Naturalization and Crimes

Topics:
  • Immigration and Crimes
  • Citizenship
  • Naturalization

This advanced training will address how to identify criminal convictions that are relatively harmless to a naturalization applicant, as well as ones that may have the most severe consequences including denial of the application and removal. We will discuss how crimes involving moral turpitude, aggravated felonies and drug offenses can affect naturalization applications, especially under the 2013 Supreme Court precedent.

Presenters:

  • Eric Cohen, ILRC Executive Director
    Eric has been with the ILRC since 1988 and has extensive experience training attorneys, paralegals, community advocates, and organizers on a variety of immigration law, immigrants' rights, and leadership development topics. Eric is a national expert on naturalization and citizenship law and is the primary author of the ILRC's manual entitled, Naturalization and U.S. Citizenship: The Essential Legal Guide for Legal Practitioners. Eric has served as a liaison between community groups and CIS (Citizenship and Immigration Services) officials for the San Francisco Bay Area since 1994. Additionally, Eric helped develop ILRC's community model for effectively processing naturalization applications in groups and trained both legal workers and lay advocates in the Bay Area and Los Angeles, and works with community organizers and others on voter education for naturalized citizens.

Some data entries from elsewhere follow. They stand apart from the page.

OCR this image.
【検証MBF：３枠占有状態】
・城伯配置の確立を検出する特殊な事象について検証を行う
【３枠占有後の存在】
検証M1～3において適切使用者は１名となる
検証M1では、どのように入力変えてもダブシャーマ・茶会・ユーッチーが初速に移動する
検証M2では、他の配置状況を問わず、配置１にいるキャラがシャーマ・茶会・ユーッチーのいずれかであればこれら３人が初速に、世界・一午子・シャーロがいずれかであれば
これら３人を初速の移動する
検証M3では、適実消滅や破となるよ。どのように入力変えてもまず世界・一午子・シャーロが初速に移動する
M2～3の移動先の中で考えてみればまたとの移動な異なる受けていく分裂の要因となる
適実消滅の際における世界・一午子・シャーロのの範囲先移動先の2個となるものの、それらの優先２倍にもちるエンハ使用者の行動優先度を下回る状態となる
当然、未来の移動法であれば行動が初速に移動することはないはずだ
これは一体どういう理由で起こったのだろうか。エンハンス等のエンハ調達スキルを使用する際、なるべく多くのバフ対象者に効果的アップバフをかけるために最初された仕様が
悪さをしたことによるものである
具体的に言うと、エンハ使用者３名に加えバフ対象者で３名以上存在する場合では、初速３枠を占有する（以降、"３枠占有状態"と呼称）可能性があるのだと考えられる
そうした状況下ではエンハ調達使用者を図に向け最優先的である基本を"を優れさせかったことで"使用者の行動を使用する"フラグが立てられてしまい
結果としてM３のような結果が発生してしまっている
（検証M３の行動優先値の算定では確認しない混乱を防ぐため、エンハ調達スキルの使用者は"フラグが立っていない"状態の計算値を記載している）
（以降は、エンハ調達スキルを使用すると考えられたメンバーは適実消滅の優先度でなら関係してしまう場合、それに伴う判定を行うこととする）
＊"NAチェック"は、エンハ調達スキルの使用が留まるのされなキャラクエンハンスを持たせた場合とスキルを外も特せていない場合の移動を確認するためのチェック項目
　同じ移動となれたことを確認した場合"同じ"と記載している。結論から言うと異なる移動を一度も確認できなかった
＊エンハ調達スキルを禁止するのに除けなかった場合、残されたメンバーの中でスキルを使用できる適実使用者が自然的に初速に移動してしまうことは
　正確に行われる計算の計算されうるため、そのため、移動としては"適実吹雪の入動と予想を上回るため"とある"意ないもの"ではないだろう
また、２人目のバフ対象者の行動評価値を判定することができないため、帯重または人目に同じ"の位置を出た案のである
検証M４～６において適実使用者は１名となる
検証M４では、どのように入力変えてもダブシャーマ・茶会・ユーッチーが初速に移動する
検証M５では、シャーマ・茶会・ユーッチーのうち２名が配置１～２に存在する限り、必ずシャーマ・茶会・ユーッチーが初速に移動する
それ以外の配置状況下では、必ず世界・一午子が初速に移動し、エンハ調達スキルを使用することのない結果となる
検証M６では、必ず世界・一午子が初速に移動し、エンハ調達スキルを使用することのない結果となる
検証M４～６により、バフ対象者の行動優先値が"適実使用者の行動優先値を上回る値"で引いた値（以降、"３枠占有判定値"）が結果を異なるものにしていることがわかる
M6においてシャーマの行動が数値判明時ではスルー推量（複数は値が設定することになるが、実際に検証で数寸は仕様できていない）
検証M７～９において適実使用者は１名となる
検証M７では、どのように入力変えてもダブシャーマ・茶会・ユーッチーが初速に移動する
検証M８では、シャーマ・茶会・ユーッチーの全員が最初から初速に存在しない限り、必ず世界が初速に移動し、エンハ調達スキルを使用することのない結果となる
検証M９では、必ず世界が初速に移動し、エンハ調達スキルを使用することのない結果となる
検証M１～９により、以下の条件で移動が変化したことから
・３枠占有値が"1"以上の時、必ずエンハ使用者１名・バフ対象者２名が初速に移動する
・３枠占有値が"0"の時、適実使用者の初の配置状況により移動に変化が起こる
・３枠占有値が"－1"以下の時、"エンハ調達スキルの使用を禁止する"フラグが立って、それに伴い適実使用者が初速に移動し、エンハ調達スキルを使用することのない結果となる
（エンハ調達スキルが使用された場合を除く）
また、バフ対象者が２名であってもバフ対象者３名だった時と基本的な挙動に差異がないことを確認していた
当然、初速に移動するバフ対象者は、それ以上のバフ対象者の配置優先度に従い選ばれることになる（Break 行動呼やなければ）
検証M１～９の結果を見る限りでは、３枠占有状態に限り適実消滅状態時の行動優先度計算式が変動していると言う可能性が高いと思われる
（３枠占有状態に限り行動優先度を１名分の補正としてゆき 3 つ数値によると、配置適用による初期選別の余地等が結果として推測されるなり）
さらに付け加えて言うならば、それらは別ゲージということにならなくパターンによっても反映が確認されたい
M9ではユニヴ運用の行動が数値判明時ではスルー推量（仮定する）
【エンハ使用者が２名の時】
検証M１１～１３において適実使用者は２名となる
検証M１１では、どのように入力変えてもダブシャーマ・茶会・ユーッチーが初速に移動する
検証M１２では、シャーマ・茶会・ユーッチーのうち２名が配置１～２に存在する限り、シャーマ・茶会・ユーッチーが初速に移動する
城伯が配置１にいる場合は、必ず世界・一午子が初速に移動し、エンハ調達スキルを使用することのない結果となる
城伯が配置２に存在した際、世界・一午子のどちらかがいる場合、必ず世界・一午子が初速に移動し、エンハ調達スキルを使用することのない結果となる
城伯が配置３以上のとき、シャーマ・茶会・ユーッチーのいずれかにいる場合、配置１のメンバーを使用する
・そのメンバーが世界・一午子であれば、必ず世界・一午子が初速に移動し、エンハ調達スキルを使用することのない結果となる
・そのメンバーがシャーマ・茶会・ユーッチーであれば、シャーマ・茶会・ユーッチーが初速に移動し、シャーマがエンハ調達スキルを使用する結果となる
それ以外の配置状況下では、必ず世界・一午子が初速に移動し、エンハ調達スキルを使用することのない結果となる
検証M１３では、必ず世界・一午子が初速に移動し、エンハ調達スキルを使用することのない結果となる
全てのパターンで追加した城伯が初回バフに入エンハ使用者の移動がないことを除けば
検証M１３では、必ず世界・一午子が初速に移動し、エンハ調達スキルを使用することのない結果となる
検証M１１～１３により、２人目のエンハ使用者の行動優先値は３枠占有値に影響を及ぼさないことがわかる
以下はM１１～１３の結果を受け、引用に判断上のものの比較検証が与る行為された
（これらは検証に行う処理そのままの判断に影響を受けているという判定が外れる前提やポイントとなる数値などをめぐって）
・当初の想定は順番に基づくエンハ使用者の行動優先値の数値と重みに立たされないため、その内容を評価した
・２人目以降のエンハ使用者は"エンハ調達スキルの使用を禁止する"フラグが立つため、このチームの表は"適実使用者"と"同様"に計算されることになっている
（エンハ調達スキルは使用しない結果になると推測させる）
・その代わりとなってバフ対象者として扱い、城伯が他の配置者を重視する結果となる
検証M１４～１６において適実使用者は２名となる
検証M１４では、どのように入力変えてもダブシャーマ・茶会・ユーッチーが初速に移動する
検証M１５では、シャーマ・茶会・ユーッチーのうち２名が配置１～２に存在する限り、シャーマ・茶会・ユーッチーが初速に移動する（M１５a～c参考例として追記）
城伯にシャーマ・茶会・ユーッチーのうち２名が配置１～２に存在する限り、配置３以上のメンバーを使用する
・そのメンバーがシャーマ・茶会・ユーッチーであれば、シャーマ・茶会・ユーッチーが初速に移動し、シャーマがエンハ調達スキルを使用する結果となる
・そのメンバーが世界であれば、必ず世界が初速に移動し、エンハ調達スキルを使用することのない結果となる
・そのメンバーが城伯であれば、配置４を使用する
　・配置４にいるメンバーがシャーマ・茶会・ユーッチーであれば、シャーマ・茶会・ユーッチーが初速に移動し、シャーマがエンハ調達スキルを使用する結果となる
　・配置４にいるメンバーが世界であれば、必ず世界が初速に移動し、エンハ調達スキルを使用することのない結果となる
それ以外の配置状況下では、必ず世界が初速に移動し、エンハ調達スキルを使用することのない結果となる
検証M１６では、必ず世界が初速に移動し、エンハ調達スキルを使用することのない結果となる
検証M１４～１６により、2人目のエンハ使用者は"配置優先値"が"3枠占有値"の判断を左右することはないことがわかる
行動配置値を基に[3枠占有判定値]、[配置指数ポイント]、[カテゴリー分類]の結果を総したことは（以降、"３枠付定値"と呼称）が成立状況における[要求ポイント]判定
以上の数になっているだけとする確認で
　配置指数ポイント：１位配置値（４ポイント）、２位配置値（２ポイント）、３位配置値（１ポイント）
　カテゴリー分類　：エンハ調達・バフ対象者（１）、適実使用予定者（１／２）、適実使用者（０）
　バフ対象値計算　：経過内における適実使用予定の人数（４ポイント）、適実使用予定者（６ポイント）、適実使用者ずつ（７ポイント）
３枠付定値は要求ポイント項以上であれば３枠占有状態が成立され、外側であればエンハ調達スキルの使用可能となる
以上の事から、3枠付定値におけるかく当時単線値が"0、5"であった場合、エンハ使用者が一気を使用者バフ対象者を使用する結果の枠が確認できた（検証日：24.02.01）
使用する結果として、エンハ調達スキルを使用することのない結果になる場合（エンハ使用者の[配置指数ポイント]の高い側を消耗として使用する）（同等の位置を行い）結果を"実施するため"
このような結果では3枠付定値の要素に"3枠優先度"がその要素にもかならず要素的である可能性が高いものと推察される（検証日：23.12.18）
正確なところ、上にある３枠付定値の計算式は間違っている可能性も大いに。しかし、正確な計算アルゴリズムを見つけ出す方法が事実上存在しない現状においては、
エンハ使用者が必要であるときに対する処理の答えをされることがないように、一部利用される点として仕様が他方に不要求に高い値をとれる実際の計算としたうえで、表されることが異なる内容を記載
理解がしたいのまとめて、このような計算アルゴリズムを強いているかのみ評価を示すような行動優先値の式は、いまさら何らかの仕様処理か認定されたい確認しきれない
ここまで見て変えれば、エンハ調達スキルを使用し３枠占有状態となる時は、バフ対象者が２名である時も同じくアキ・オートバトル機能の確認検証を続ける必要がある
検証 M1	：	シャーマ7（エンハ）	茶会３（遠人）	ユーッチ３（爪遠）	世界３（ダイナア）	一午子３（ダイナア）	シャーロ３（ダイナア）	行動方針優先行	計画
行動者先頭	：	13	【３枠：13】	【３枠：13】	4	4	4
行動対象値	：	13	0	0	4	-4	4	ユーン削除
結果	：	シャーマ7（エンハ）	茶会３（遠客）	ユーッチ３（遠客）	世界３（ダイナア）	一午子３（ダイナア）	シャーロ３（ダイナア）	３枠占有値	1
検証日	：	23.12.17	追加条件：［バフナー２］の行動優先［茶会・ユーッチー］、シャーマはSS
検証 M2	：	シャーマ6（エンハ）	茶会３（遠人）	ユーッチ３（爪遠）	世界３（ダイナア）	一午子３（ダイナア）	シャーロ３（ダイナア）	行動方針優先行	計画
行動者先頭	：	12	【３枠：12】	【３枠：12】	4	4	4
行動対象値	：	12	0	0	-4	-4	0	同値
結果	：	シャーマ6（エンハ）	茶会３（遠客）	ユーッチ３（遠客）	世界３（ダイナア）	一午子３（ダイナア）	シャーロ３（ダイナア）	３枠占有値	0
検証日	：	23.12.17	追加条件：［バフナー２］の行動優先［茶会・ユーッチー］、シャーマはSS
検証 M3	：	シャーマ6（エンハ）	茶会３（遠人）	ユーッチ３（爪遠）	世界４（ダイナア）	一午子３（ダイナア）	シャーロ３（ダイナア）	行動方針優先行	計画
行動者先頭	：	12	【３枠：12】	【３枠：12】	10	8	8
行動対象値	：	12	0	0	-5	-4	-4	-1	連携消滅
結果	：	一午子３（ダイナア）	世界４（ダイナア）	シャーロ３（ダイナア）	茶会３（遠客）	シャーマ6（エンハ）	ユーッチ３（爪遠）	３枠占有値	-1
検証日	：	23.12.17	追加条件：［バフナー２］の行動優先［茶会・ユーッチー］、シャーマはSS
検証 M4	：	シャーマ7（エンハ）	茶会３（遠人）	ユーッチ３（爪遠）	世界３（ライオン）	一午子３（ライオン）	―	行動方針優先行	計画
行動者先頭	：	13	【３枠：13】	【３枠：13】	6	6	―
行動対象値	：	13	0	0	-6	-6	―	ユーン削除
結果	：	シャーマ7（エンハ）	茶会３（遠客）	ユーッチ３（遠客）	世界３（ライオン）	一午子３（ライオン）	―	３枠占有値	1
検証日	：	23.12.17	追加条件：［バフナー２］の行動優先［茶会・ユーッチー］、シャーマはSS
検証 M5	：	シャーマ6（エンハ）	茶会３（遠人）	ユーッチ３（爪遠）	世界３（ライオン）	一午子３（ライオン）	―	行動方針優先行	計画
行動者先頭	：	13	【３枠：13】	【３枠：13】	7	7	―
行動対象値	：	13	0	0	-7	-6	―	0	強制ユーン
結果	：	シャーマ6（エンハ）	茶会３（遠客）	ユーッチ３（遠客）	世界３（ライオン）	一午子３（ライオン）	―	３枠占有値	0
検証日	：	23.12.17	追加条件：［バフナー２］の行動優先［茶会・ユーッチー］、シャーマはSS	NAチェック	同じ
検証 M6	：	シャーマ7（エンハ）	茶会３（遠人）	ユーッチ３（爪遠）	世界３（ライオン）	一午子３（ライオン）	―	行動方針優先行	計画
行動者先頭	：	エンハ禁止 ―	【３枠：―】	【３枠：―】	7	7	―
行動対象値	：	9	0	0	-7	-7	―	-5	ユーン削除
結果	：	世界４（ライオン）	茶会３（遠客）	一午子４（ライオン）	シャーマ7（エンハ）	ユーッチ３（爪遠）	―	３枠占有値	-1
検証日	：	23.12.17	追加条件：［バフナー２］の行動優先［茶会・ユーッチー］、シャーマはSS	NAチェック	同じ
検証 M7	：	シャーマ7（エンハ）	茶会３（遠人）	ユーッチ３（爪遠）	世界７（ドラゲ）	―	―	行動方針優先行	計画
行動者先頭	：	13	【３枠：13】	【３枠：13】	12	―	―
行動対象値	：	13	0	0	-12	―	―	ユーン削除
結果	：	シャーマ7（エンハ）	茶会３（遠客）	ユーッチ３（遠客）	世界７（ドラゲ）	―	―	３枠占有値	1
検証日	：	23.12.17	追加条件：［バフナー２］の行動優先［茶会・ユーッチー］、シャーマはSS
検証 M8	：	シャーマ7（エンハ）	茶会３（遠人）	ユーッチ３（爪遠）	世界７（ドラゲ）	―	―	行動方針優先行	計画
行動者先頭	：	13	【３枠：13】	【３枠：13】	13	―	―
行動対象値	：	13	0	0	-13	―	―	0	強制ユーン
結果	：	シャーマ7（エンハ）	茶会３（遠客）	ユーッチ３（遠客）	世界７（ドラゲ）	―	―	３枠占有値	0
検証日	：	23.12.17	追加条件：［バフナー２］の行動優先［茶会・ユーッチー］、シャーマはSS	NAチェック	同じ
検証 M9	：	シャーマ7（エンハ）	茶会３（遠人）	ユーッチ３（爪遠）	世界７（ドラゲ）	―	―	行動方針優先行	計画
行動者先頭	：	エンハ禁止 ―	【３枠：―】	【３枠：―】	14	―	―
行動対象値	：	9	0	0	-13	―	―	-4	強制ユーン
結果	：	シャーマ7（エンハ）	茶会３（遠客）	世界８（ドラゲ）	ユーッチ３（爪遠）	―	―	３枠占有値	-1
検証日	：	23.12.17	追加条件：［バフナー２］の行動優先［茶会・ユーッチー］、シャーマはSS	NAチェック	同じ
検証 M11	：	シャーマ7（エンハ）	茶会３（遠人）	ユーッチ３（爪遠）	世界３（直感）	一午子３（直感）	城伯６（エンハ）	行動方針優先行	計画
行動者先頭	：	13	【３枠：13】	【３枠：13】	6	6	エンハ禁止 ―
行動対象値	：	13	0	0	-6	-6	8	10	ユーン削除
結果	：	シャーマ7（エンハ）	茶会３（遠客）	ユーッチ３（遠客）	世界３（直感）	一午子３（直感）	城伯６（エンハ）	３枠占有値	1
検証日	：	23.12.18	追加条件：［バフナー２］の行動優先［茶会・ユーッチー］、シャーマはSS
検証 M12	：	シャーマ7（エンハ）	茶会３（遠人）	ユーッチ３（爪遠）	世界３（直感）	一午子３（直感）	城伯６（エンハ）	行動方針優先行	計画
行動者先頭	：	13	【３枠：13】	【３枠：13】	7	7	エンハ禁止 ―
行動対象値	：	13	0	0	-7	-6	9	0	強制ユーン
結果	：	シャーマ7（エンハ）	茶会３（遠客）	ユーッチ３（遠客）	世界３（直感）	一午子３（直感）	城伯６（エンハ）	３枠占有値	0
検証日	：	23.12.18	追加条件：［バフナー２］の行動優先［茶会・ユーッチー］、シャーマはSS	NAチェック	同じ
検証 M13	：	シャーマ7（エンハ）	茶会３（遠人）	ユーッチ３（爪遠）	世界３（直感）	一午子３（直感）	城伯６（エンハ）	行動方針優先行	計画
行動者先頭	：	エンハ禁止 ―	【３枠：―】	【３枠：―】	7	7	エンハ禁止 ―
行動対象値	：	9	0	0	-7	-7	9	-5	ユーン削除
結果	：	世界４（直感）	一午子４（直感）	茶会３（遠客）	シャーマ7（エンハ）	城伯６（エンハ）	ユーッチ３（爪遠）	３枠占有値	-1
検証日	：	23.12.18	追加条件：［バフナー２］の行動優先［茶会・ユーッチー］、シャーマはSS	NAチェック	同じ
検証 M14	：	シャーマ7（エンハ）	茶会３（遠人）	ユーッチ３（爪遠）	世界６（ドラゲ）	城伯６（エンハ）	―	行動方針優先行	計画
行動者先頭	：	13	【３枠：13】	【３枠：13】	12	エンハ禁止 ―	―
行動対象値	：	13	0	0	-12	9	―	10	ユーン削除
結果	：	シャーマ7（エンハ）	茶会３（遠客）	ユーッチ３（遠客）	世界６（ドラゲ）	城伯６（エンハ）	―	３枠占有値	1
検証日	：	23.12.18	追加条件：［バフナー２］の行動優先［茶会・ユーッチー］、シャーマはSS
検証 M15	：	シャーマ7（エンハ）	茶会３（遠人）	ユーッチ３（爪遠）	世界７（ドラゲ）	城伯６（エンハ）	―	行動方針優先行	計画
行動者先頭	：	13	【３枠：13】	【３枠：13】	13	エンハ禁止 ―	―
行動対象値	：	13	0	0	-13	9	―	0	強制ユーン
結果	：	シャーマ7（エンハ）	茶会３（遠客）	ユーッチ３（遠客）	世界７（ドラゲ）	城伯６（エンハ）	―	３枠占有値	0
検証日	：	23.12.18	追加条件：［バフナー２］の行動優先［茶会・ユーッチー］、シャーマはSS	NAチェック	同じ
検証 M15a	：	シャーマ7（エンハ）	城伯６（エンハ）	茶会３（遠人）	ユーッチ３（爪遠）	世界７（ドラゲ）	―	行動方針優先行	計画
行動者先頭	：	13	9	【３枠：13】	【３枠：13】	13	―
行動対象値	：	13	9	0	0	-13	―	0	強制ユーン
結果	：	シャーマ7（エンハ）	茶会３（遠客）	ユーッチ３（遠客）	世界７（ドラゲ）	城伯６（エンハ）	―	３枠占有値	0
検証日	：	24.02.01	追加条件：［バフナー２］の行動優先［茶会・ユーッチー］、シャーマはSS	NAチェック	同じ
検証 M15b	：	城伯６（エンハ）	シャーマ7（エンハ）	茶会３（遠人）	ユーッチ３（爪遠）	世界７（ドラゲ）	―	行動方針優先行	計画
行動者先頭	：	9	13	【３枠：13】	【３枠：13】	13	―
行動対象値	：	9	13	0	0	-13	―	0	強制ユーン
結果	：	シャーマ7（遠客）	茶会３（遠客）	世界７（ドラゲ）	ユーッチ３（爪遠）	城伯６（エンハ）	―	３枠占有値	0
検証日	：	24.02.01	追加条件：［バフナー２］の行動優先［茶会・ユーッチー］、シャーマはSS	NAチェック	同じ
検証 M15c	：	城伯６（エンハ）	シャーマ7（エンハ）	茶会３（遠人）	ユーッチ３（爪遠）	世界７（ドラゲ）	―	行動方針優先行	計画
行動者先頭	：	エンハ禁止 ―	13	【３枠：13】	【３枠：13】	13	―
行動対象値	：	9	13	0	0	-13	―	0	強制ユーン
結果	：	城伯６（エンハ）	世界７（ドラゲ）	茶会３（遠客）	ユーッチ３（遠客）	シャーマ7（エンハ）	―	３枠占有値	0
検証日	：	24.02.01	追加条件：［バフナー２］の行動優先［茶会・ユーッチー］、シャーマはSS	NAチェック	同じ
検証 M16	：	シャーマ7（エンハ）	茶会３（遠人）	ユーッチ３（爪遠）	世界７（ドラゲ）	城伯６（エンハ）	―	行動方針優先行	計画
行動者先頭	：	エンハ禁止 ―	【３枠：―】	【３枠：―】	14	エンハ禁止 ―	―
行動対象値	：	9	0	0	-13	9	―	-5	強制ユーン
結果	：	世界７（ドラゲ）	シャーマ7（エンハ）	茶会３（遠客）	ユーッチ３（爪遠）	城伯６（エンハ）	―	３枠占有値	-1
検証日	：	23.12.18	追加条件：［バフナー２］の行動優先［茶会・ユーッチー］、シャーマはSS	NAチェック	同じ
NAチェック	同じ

Prior to working at the ILRC, Eric worked with the Los Angeles County Federation of Labor, Labor Immigrant Assistance Project where he worked on legalization and union organizing campaigns. He is conversant in Spanish.
  • Kathy Brady, ILRC Senior Staff Attorney
    Kathy has served with the ILRC since 1987 and has contributed to numerous ILRC projects. Her expertise includes the immigration consequences of criminal convictions; issues affecting immigrant children and mixed families; immigration consultant and consumer fraud; naturalization; family immigration; legal status for immigrant victims of domestic violence through the Violence Against Women Act provisions (VAWA); and trial skills. She is the primary author of Defending Immigrants in the Ninth Circuit (formerly California Criminal Law and Immigration), and for many years was co-author of the section on defending noncitizens in the CEB manual California Criminal Law: Procedure and Practice. She also is a co-author of the ILRC's Special Immigrant Juvenile Status and the Immigration Benchbook for Juvenile and Family Courts. She has helped found coalitions and projects to address these issues, including serving as a co-founder of the Defending Immigrants Partnership and the Immigrant Justice Network. She authored briefs in key Ninth Circuit cases on immigration and crimes. In 2007, she received the Carol King award for advocacy from the National Immigration Project of the National Lawyers Guild. Prior to working at the ILRC, Kathy was in private practice with the immigration firm of Park and Associates. She is currently a Commissioner to the ABA Commission on Immigration. She is conversant in Spanish.